Für Überraschungen war Christian Kern in den zweieinhalb Jahren an der Spitze der SPÖ immer wieder gut. Kleine Überraschungen im Vergleich mit dem gestrigen Paukenschlag, aber vielleicht doch symptomatische.
Wir erinnern uns an den höflich-kühlen ehemaligen Verbund- und ÖBB-Manager, der plötzlich mit Feuer und Glut die Trägheit und Selbstbezogenheit der Politik geißelte. 2016 war das. Die Politik seines Vorgängers, den die Partei kurz zuvor mit Trillerpfeifen vom Rathausplatz gejagt hatte, war da durchaus mitgemeint. Die des Koalitionspartners sowieso. Würden die Parteien so „machtversessen und zukunftsvergessen“ weitermachen, wäre es nicht mehr weit bis zum Aufprall. Der Applaus war ihm sicher und er genoss ihn.
Dann kamen die Niederungen.
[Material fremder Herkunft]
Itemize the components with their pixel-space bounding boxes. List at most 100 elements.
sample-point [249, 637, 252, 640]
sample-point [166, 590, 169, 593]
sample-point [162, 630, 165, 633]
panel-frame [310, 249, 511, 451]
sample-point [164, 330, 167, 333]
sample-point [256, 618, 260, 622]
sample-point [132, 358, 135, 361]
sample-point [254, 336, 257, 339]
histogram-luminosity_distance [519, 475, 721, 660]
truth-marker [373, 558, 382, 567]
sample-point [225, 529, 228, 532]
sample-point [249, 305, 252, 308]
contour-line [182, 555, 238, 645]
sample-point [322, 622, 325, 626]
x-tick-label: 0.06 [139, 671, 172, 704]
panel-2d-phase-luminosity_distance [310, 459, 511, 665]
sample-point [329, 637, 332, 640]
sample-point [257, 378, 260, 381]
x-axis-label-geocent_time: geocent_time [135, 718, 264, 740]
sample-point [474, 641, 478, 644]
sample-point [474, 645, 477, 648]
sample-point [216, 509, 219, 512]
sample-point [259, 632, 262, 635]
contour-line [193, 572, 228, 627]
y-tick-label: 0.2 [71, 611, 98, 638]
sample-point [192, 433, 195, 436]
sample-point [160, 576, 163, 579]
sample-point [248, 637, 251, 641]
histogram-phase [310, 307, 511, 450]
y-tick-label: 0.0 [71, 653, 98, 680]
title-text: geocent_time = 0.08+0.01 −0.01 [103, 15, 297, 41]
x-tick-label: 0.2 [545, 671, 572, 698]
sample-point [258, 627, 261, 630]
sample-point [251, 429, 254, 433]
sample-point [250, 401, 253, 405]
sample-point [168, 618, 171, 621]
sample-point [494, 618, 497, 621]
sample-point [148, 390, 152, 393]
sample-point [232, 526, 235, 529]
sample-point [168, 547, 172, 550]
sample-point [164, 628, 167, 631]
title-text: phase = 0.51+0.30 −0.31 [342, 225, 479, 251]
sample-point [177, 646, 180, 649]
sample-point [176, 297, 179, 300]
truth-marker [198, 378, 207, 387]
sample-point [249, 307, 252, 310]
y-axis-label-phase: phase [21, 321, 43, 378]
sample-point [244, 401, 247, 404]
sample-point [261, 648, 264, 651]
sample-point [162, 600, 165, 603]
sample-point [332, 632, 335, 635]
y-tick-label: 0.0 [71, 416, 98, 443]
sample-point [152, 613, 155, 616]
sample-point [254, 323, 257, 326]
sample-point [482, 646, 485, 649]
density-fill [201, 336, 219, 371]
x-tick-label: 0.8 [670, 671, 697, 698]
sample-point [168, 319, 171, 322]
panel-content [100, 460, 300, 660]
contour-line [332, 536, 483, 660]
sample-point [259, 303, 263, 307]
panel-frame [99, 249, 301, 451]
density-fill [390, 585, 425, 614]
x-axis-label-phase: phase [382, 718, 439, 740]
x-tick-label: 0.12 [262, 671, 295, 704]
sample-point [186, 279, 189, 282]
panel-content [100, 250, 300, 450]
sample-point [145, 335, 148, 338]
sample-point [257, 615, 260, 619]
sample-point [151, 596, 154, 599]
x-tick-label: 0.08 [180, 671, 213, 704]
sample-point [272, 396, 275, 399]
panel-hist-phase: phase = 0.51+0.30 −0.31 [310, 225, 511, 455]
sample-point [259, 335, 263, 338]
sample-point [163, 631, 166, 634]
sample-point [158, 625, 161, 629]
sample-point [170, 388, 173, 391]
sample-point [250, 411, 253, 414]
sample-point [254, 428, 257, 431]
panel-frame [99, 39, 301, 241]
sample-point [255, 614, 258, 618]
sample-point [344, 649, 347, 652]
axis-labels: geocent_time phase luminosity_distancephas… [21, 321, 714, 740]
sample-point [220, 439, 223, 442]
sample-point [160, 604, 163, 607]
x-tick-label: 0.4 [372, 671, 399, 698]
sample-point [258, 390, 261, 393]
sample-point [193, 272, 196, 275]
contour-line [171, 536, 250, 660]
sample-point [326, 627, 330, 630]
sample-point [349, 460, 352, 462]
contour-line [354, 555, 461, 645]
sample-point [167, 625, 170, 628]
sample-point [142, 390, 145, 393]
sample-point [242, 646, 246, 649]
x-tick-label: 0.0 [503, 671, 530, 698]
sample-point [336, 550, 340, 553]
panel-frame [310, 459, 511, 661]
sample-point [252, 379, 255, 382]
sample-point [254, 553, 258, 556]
Wie sollte sich der Manager, als der sich Kern verstand und gab, mit Ceta umgehen? Natürlich wusste er um die Bedeutung des Freihandelsabkommens mit Kanada, ein klares Bekenntnis dazu aber verbat er sich vorsichtshalber. Eine halbherzige, nicht repräsentative „Mitgliederbefragung“ in der Partei musste ihm aus der Kalamität helfen.
Weiterwursteln statt Wählen
Im Jänner 2017, kein Jahr nach dem fliegenden Wechsel ins Kanzleramt, überraschte, ja brüskierte Kern den Koalitionspartner mit seinem „Plan A“ – einer Mischung aus SPÖ- und ÖVP-Positionen, die sich wie das Wahlprogramm für einen nahen Urnengang lasen.
Wählen gehen wollte Kern dann aber doch nicht – ein strategischer Fehler, wie sich zeigen sollte. Er habe eben fürs Land arbeiten wollen, sein Widersacher habe nur die eigene Macht im Blick, wird sich Kern später über seinen Fehler hinwegtrösten. Währenddessen wurstelte seine Koalition mit ein paar neuen Programmpunkten weiter, bis das Überraschungsmoment verflogen war. Der nächste Coup blieb Sebastian Kurz vorbehalten. Wovor Kern zurückgeschreckt war – Neuwahlen –, er rief sie aus. Und nun lernte man Kern von einer anderen Seite kennen.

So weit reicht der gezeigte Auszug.